Analytical methods development for the measurement of physico-chemical parameters of a new antiviral in pre-clinical stage | Poster Board #715

Acyclonucleoside phosphonates (ANP) pro-drugs have shown to be active against various DNA, RNA and retroviruses. These ANP derivatives improved cell penetration and decreased nephrotoxicity. Today, several active drugs against HBV are commercially available, such as Hepsera© (bis(POM)PMEA or Adefovir®dipivoxil) and Viread© (bis(POC)PMPA or Tenofovir® disoproxil).
However, different side effects are common and the activity of these drugs can be improved.
For this reason, our group has developed a new family of ANPs based on a trans-but-2-enyl phosphonate moiety. Among the many compounds synthesized, LAVR-289, a triple prodrug, has shown remarkable antiviral properties at nM concentrations on several DNA viruses including POX viruses. Additionally, LAVR-289 has not shown toxicity in mice.

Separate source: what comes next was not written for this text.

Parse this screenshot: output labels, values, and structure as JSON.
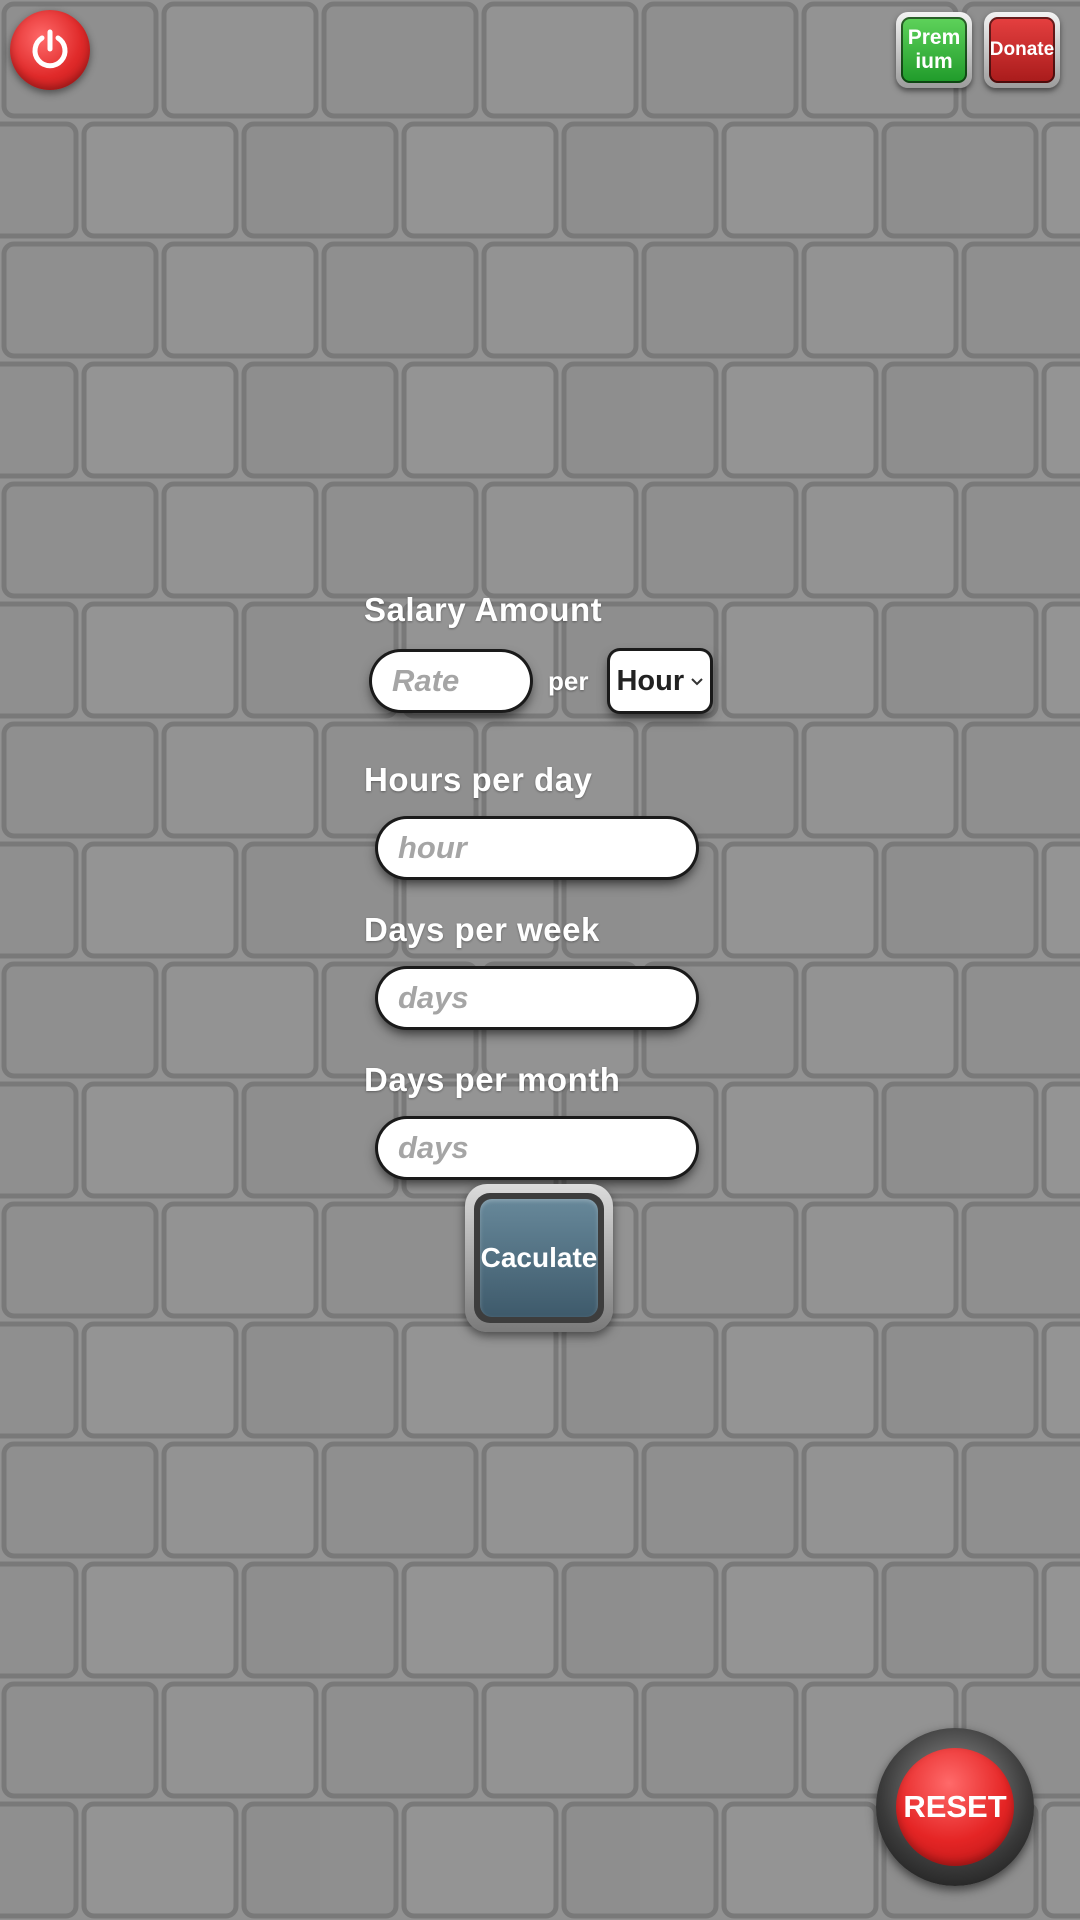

At the pre-clinical development stage the physico-chemical parameters such as pKa value, logP, and critical micellar concentration (self-organisation), of LAVR-289 have been determined by UV spectroscopy, HPLC-UV method, and fluorescence spectroscopy, respectively.
A liquid chromatography method has been developed to separate isomers Z and E of LAVR-289, because only the Z form is bioactive. This methodology was used in semi-preparative chromatography to purify active molecule in laboratory scale. In the same manner, due to the presence of a chiral phosphorous, the challenging chiral separation of four diastereo-isomers was achieved.

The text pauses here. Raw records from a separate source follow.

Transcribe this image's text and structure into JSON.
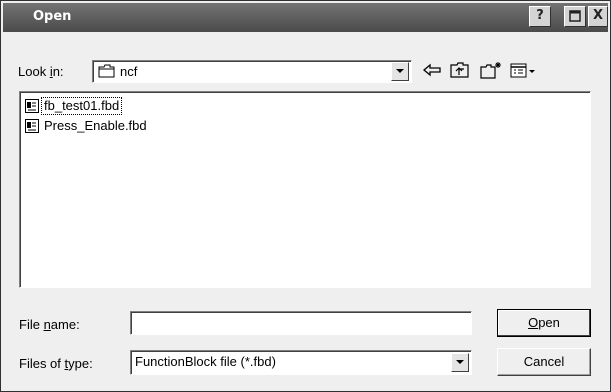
{
  "dialog": {
    "title": "Open",
    "help_button": "?",
    "close_button": "X"
  },
  "toolbar": {
    "look_in_label_pre": "Look ",
    "look_in_label_u": "i",
    "look_in_label_post": "n:",
    "look_in_value": "ncf",
    "icons": [
      "back-arrow-icon",
      "up-one-level-icon",
      "new-folder-icon",
      "view-menu-icon"
    ]
  },
  "files": [
    {
      "name": "fb_test01.fbd",
      "icon": "fbd-file-icon"
    },
    {
      "name": "Press_Enable.fbd",
      "icon": "fbd-file-icon"
    }
  ],
  "filename": {
    "label_pre": "File ",
    "label_u": "n",
    "label_post": "ame:",
    "value": ""
  },
  "filetype": {
    "label_pre": "Files of ",
    "label_u": "t",
    "label_post": "ype:",
    "value": "FunctionBlock file (*.fbd)"
  },
  "buttons": {
    "open_u": "O",
    "open_rest": "pen",
    "cancel": "Cancel"
  }
}
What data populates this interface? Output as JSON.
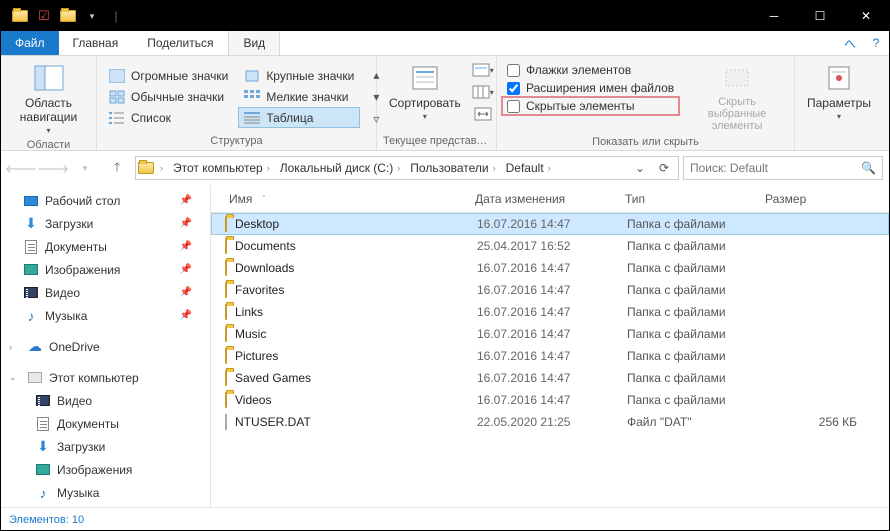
{
  "menubar": {
    "file": "Файл",
    "tabs": [
      "Главная",
      "Поделиться",
      "Вид"
    ],
    "active": 2
  },
  "ribbon": {
    "panes_label": "Области",
    "panes_btn": "Область навигации",
    "layout_label": "Структура",
    "layouts": [
      "Огромные значки",
      "Крупные значки",
      "Обычные значки",
      "Мелкие значки",
      "Список",
      "Таблица"
    ],
    "view_label": "Текущее представлен...",
    "sort_btn": "Сортировать",
    "show_label": "Показать или скрыть",
    "checks": {
      "item_checkboxes": "Флажки элементов",
      "file_ext": "Расширения имен файлов",
      "hidden_items": "Скрытые элементы"
    },
    "hide_btn": "Скрыть выбранные элементы",
    "options_btn": "Параметры"
  },
  "breadcrumbs": [
    "Этот компьютер",
    "Локальный диск (C:)",
    "Пользователи",
    "Default"
  ],
  "search_placeholder": "Поиск: Default",
  "nav": {
    "quick": [
      {
        "label": "Рабочий стол",
        "icon": "desktop"
      },
      {
        "label": "Загрузки",
        "icon": "download"
      },
      {
        "label": "Документы",
        "icon": "doc"
      },
      {
        "label": "Изображения",
        "icon": "img"
      },
      {
        "label": "Видео",
        "icon": "vid"
      },
      {
        "label": "Музыка",
        "icon": "music"
      }
    ],
    "onedrive": "OneDrive",
    "thispc": "Этот компьютер",
    "thispc_items": [
      {
        "label": "Видео",
        "icon": "vid"
      },
      {
        "label": "Документы",
        "icon": "doc"
      },
      {
        "label": "Загрузки",
        "icon": "download"
      },
      {
        "label": "Изображения",
        "icon": "img"
      },
      {
        "label": "Музыка",
        "icon": "music"
      }
    ]
  },
  "columns": {
    "name": "Имя",
    "date": "Дата изменения",
    "type": "Тип",
    "size": "Размер"
  },
  "files": [
    {
      "name": "Desktop",
      "date": "16.07.2016 14:47",
      "type": "Папка с файлами",
      "size": "",
      "kind": "folder",
      "sel": true
    },
    {
      "name": "Documents",
      "date": "25.04.2017 16:52",
      "type": "Папка с файлами",
      "size": "",
      "kind": "folder"
    },
    {
      "name": "Downloads",
      "date": "16.07.2016 14:47",
      "type": "Папка с файлами",
      "size": "",
      "kind": "folder"
    },
    {
      "name": "Favorites",
      "date": "16.07.2016 14:47",
      "type": "Папка с файлами",
      "size": "",
      "kind": "folder"
    },
    {
      "name": "Links",
      "date": "16.07.2016 14:47",
      "type": "Папка с файлами",
      "size": "",
      "kind": "folder"
    },
    {
      "name": "Music",
      "date": "16.07.2016 14:47",
      "type": "Папка с файлами",
      "size": "",
      "kind": "folder"
    },
    {
      "name": "Pictures",
      "date": "16.07.2016 14:47",
      "type": "Папка с файлами",
      "size": "",
      "kind": "folder"
    },
    {
      "name": "Saved Games",
      "date": "16.07.2016 14:47",
      "type": "Папка с файлами",
      "size": "",
      "kind": "folder"
    },
    {
      "name": "Videos",
      "date": "16.07.2016 14:47",
      "type": "Папка с файлами",
      "size": "",
      "kind": "folder"
    },
    {
      "name": "NTUSER.DAT",
      "date": "22.05.2020 21:25",
      "type": "Файл \"DAT\"",
      "size": "256 КБ",
      "kind": "file"
    }
  ],
  "status": "Элементов: 10"
}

We have monitored the chemical and plasma stabilities by HPLC-UV, which allowed us to determine some metabolites (characterized by NMR and HRMS) and find the human plasma half-time stability of around 6 hours. This duration is longer than the bis(POC)LAVR analogue.
These preliminary data are of great interest for the pre-clinical and clinical development of this novel broad-spectrum antiviral.